Unfortunately, no. Part of the purpose of AutoQuery is to split your query up by words and make each word a separate query. The operator it uses to do this is dependant on your HAYSTACK_DEFAULT_OPERATOR setting, which is one of the most significant reasons to use it (HAYSTACK_DEFAULT_OPERATOR is the only way to affect the operator used for AutoQuery, as far as I know).

When you add filter_or to it, all that happens is that your chain of ANDs gets wrapped in an OR. filter_or is useful for chaining multiple filter queries together when AND is the default operator, but in this case it won't do what you're expecting it to do.

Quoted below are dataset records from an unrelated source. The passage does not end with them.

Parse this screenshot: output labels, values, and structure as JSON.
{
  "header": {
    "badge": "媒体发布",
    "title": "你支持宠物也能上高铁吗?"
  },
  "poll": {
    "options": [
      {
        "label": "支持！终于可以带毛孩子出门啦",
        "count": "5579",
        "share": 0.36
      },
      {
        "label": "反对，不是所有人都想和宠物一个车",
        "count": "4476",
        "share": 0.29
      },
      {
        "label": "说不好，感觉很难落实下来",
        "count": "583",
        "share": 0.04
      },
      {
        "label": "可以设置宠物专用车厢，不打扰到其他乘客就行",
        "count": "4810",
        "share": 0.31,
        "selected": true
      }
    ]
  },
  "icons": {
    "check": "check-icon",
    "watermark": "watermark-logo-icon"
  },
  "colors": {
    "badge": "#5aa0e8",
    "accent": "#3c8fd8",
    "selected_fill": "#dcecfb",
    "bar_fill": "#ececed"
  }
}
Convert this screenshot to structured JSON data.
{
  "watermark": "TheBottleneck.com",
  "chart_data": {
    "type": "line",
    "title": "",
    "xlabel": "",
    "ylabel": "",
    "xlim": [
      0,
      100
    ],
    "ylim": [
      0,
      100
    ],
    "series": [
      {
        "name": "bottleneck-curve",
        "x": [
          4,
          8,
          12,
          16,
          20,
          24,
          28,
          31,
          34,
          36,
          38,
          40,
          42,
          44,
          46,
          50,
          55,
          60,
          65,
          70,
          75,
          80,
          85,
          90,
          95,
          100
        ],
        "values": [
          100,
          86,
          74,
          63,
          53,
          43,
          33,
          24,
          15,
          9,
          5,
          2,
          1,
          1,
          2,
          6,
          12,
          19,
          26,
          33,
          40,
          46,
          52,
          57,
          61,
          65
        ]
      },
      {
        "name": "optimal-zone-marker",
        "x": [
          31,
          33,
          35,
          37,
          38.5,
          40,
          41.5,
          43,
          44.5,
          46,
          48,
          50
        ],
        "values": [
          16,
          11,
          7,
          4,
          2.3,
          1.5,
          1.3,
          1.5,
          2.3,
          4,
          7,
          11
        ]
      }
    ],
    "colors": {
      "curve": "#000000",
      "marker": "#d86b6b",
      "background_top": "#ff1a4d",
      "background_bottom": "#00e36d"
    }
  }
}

I had a similar issue, and the way I ended up defeating it was by somewhat implementing it myself. You can use a parser library (I landed on shlex, the Python library for parsing shell strings, because it considers things inside quotes as being a single token), and then use that to construct your own autoquery.

sqs = SearchQuerySet()
sq = None
keywords = 'some of these words are in my content'
for phrase in shlex.split(keywords):
    if not sq:
        sq = SQ(content=phrase)
    else:
        sq |= SQ(content=phrase)
sqs = sqs.filter(sq)

Modifying the SQ with |= (or operator) will make the SQ object chain the resulting calls with OR as the operator. You can also use &= for chained ANDs.

Also, once you've used the SQ object to filter, you can do whatever you want. If your default operator is an AND, any filters that you chain after the filter on the SQ object will be an AND filter. Double alternately, you can just use filter_and to specify that a specific filter should be ANDed onto the query.